The mood of the meeting was initially calm as community members watched video materials provided by the ASALI and MadreSelva speakers. During the subsequent discussion however, community members expressed anger at the fact that the company claims to have consulted and received approval for the road-widening and trucking operation. No such community consultations happened and no such support exists. A representative from the Mariscos Community Development Council was also outraged that an (unnamed) member of the community had agreed to participate in a pro-mining demonstration in Guatemala City three days before, on August 10.
(Our PBI-Canada delegation had observed this march of some 300-400 pro-mining “activists” in the snarled traffic of the Guatemalan capital at noon. We did not see much enthusiasm from the participants, perhaps because it was reported later that most of those in the march had been paid to attend by the mining companies, or threatened with the loss of a job if they were currently in their employ and did not participate. Subsequent reports in the daily press confirmed this arrangement. See “Where did the mining companies’ ethics go?” on the MiningWatch web site)
Such a demonstration reflects the desperation of the mining companies and their neo-liberal politician friends, a desperation that increases with every additional popular community referendum that overwhelming opposes foreign (commonly Canadian) mining projects. On August 17, for example, three days after our PBI-delegation left Guatemala for Canada, the communities of the Department of Huehuetenango overwhelmingly rejected mining as a “development” option for their region.
Concluding Thoughts
Canadian mining companies, most notably Glamis Gold in the Sipakapa region and Skye Resources (or is it really INCO or BHP-Billiton in disguise?) in the Lake Izabal region, are definitely engaged in neo-liberal ventures that put the profit motive of their shareholders above the interests of the affected indigenous communities, local laws, and even international human rights law. It is not necessary to go to Guatemala to understand that reality.

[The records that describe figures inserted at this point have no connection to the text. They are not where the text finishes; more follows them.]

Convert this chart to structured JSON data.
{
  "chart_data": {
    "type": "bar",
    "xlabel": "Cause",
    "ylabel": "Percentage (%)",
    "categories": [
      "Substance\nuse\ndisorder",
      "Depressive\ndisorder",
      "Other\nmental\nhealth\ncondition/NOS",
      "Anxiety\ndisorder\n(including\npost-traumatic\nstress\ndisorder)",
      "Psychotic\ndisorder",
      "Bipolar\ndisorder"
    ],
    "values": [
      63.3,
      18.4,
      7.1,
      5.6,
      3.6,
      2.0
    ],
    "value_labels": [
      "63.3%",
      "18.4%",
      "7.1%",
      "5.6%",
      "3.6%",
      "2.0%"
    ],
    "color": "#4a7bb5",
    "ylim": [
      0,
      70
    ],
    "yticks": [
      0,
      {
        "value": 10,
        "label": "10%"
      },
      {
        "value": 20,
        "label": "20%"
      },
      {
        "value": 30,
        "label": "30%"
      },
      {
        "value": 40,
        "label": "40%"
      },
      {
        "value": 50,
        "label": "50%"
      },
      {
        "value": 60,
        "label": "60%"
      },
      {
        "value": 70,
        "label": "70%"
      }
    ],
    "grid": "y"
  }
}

On the other hand, it is essential to be there to listen to the people speak of their fears and anxieties, to witness the anguish on their faces as they speak of the future in the language of the past terror of only a decade ago. It is heartening however to know that the oppressed will always collectively resist….and in doing so they call upon other Canadian organizations—MiningWatch Canada and PBI-Canada in particular—to strengthen relationships of solidarity for a common struggle which has as its objective the regulation of capital in the search for social justice and peace.